Geovane Oliveira, do CED 104 no Recanto das Emas, foi outro estudante que foi para a Inglaterra. Ele contou que algo muito legal que pôde fazer durante a experiência no país foi conversar em inglês com nativos.

“O projeto inteiro foi muito massa. Se tivesse a oportunidade de ir de novo eu iria porque é uma experiência muito massa. No intercâmbio, eu tive a oportunidade de me conhecer, de saber como lidar com a independência. Você aprende como você vai arquitetando a sua vida sozinho. Isso eu acho que foi um dos fatores mais legais”, afirmou.
Ampliação do projeto
As inscrições para a segunda edição devem ser feitas no site do Pontes para o Mundo, pelo estudante ou responsável legal. O prazo final, no último dia da inscrição, é até as 22h. “Esta edição traz muitas novidades, pois passamos a contar com a participação de estudantes das escolas militares do DF, como o Tiradentes e o Dom Pedro II, o que é motivo de grande alegria para esses alunos”, explicou David Nogueira, coordenador do programa. O processo seletivo será dividido em etapas.
A primeira consiste na análise documental, de caráter eliminatório e classificatório. Já a segunda etapa será a prova de conhecimentos em línguas estrangeiras (inglês, espanhol e francês), marcada para acontecer entre os dias 9 e 10 de maio de 2026. Durante o período no exterior, os alunos terão imersão em instituições educacionais e convivência com estudantes de diferentes nacionalidades, com atividades realizadas na língua oficial do país de destino.
Oportunidade única
Giovana, Emanuel e Geovane afirmaram que a experiência do intercâmbio é algo único. “No começo pode ser aterrorizante, mas depois perceberá que está vivendo um sonho que ficará pra sempre dentro de você”, relatou a adolescente. Para os estudantes que vão tentar participar em 2026, Giovana destacou a importância de aproveitarem o máximo que puderem. Fazer novas amizades, visitar todas as cidades ao seu alcance, comer coisas diferentes e experimentar basicamente tudo”.

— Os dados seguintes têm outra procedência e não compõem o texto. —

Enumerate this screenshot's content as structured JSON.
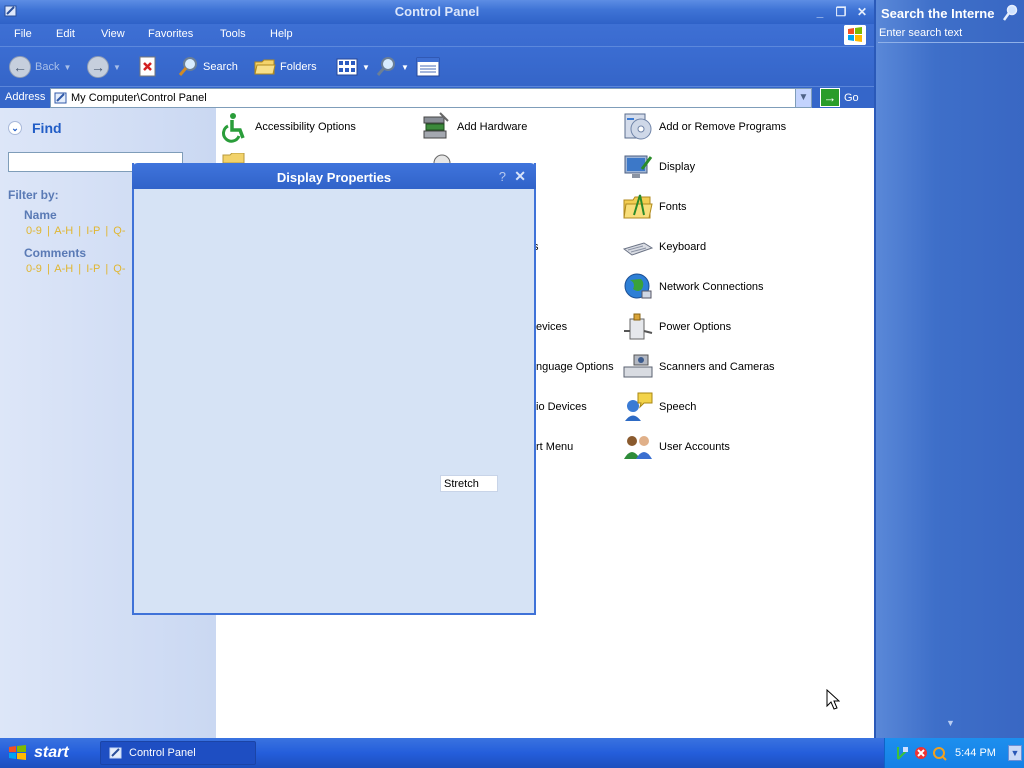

Para Emanuel, o projeto é uma chance que muitos sequer imaginavam. “A gente sabe que grande parte dos estudantes da rede pública do DF jamais conseguiriam ter essa oportunidade, ter a situação financeira confortável para realizar esse tipo de intercâmbio. Eu diria realmente para esses estudantes se esforçarem, se dedicarem, terem confiança e focarem em conseguir essa vaga”, comentou o jovem.
Por fim, Geovane ressaltou que é importante estudar para depois aproveitar ao máximo o intercâmbio. “Estudem porque lá vão ter muitas oportunidades para vocês verem as áreas que vocês gostam. Lá é tudo muito denso, você consegue aprender de tudo”, finalizou o estudante.